M. Usher critique également la récupération irréfléchie des modèles états-uniens de la FIRE et de l’Académie Heterodox, qui déforment la réalité canadienne en négligeant les cultures universitaires locales, les systèmes gouvernementaux et les contextes sociaux. Il soutient que les expériences de l’expression sont influencées par le genre, la race, la classe et les identités politiques, ajoutant que des activités de recherche intersectionnelles brosseraient un portrait plus exact de la situation qu’une généralisation ou une polémique importée.
Le libre examen requiert de la vigilance, mais les données actuelles n’appuient pas les allégations de crises systémiques. Ces débats mettent plutôt en lumière la nécessité de mener des travaux de recherche transparents à la méthodologie rigoureuse qui porteraient sur l’expression universitaire, au-delà des disciplines et des identités.
Autocensure ou abstention?
La philosophe Shannon Dea offre un regard tranchant sur le sujet dans On Silence: Student Refrainment from Speech, publié en 2021. Se penchant sur un sondage réalisé par la FIRE et YouGov en 2018, qui est souvent cité pour prouver le phénomène d’autocensure, elle relève que 94 % des étudiantes et étudiants affirment être à l’aise de s’exprimer. Les cas d’abstention découleraient généralement d’une peur de se tromper, et non de faire l’objet de représailles.
L’autrice fait la distinction entre l’autocensure, qui implique une pression externe, et l’abstention d’expression, que l’on pourrait associer à une humilité intellectuelle, à du respect ou à de l’introspection. Ce que bien des critiques appellent de l’autocensure pourrait plutôt être conçu comme une « abstention vertueuse » essentielle au dialogue constructif et à une approche universitaire responsable. Le caractère sain des échanges ne dépend pas que du flux de la parole, mais aussi de conditions propices à une expression réfléchie des idées (et au silence), dans un climat exempt de crainte ou de domination.
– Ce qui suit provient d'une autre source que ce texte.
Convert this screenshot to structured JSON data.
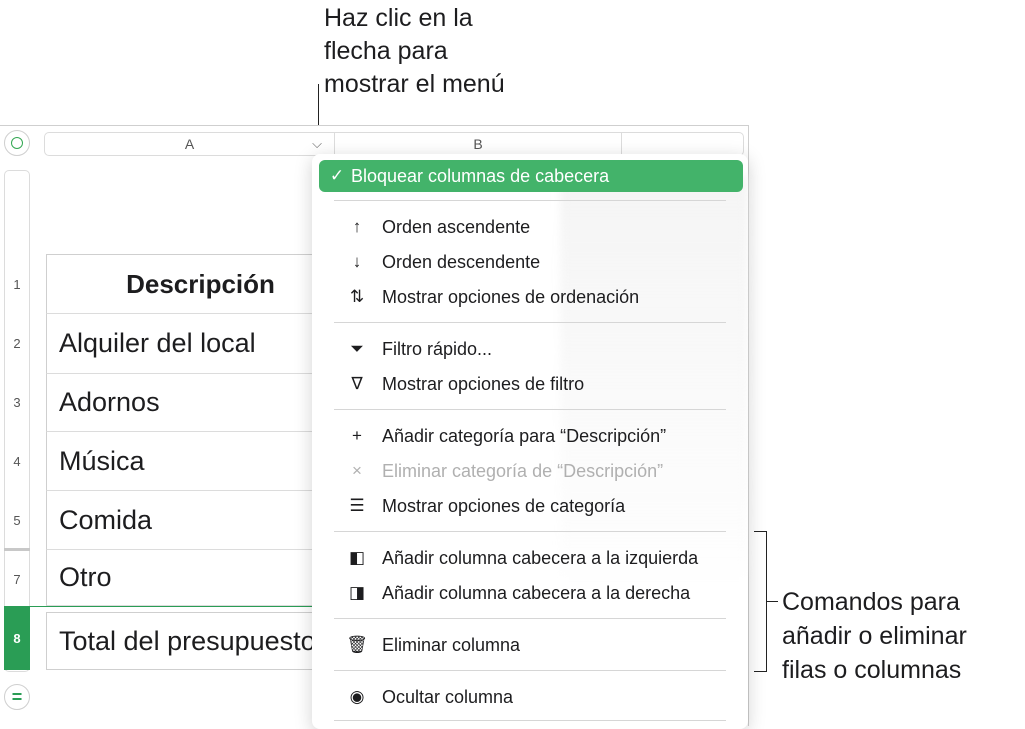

Même sans coercition directe, l’expression sera influencée par de subtiles pressions culturelles. Les universités doivent donc favoriser un climat où l’on évite les phénomènes d’obéissance par anticipation, et où l’on encourage l’utilisation de données probantes comme moteur de réflexion. Le milieu intellectuel compose depuis longtemps avec ces pressions. Lorsque les universitaires subissent la tyrannie ou la répression politique, leur parole se fait plus contenue pour assurer leur sécurité, leur réputation et leur subsistance. À l’époque de la Grèce antique, le procès de Socrate avait semé la peur, tempérant les dissidences. Dans le milieu universitaire médiéval, les théologiens comme Thomas d’Aquin inscrivaient leurs analyses dans l’orthodoxie doctrinale pour éviter la censure de l’Église. Aux États-Unis, à l’ère du maccarthysme, les universitaires dites et dits « subversifs » se voyaient les mains liées. Chaque époque réitère le besoin de défendre le libre examen.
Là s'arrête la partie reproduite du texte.